The sequences are at the end. Sequence 3 is the required one (1707 characters).

## Trie structure
In short: We have a tree where each node has exactly for children (one for each base ATGC in a dna sequence). Each string can be seen as a path from the root downwards using the i'th character in the string to choose the appropriate child at level i. The node where a string ends is annotated, in our case with the id of the string (sample). The trie is constructed by inserting all samples one by one (for each sample, descend the tree according to the string starting at the root, extend the tree if necessary and annotate the final node).

For a detailed description about Tries, use your OSINT skills.
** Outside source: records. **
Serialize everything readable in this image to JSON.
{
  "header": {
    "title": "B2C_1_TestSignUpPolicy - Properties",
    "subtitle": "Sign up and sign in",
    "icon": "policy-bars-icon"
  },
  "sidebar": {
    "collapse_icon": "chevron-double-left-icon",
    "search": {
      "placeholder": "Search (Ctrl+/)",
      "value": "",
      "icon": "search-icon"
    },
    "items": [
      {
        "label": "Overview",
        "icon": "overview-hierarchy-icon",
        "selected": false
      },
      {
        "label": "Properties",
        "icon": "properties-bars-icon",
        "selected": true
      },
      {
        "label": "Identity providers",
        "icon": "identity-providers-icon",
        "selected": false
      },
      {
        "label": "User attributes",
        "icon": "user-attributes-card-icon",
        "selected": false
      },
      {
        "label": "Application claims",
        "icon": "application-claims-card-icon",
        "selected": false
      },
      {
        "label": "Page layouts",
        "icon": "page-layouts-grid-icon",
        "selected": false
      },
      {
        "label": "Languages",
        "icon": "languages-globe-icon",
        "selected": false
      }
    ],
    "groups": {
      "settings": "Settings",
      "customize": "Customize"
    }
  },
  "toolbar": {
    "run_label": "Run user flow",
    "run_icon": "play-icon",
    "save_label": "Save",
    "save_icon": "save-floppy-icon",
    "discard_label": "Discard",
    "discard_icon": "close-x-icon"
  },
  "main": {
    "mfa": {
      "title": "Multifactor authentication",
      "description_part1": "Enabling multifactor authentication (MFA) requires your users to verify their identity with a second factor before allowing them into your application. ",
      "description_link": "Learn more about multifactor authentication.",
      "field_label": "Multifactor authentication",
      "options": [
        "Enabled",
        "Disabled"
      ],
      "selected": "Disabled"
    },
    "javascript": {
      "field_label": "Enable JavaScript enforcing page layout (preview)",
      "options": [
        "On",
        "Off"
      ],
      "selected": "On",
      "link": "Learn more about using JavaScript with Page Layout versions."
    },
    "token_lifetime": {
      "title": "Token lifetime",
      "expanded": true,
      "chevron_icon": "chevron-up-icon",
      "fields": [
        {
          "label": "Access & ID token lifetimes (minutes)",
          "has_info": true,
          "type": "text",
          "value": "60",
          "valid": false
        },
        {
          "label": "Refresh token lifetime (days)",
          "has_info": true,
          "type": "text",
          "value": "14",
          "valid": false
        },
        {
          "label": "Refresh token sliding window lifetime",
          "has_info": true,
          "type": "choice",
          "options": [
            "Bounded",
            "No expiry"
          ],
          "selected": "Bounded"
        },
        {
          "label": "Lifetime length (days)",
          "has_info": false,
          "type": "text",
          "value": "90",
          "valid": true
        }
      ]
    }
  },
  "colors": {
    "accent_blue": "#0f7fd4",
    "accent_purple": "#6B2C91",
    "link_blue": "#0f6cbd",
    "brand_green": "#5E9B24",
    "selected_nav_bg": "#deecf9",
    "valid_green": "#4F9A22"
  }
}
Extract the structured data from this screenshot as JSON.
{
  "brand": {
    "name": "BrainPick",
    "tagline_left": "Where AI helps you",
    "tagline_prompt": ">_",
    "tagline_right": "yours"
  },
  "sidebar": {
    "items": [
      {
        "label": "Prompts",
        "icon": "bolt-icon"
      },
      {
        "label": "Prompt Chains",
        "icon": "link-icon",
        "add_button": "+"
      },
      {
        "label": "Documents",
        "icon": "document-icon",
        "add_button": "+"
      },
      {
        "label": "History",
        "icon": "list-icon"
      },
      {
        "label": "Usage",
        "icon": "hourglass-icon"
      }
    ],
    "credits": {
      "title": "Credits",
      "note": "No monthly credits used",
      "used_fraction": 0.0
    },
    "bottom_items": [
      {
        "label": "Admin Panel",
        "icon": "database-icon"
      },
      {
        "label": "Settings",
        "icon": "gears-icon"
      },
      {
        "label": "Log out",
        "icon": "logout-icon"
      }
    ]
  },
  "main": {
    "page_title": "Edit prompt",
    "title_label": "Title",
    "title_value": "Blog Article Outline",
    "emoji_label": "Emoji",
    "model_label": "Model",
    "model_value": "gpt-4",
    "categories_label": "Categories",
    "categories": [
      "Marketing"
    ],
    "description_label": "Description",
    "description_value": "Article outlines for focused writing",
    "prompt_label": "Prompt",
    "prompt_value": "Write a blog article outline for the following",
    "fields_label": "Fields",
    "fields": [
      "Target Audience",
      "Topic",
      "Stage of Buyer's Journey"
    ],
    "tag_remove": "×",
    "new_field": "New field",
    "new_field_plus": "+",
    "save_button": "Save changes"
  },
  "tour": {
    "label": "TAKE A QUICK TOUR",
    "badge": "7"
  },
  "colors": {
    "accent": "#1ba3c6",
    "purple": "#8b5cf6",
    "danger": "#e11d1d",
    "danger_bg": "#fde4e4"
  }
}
E.g., [Wikipedia](https://en.wikipedia.org/wiki/Trie)

## Finding the (best) solution
*We call the expected solution simply 'the best solution' . All other 'solutions' are valid combinations to form the sequence but need more samples or have shorter samples in the beginning -> they are 'worse'*

Let's say we want to build the string s = s1 s2 s3 ... sn.

Every possibility to build the string s is a combination of a prefix p = s1 s2 ... si and a suffix q = si+1 si+2 ... sn, where p is a sample and q is a string that can be built by using at least 0 samples (q can be empty, exactly one sample or a combination of samples). Assume that we already know the best solution to build a specific q, the best solution to build s for a given q is simply by using p first followed the solution for q. We get the best solution for s for trying all i's (splitting position, therefore responsible for p and q) that are valid (p is a sample and q can be built). Save this solution for later.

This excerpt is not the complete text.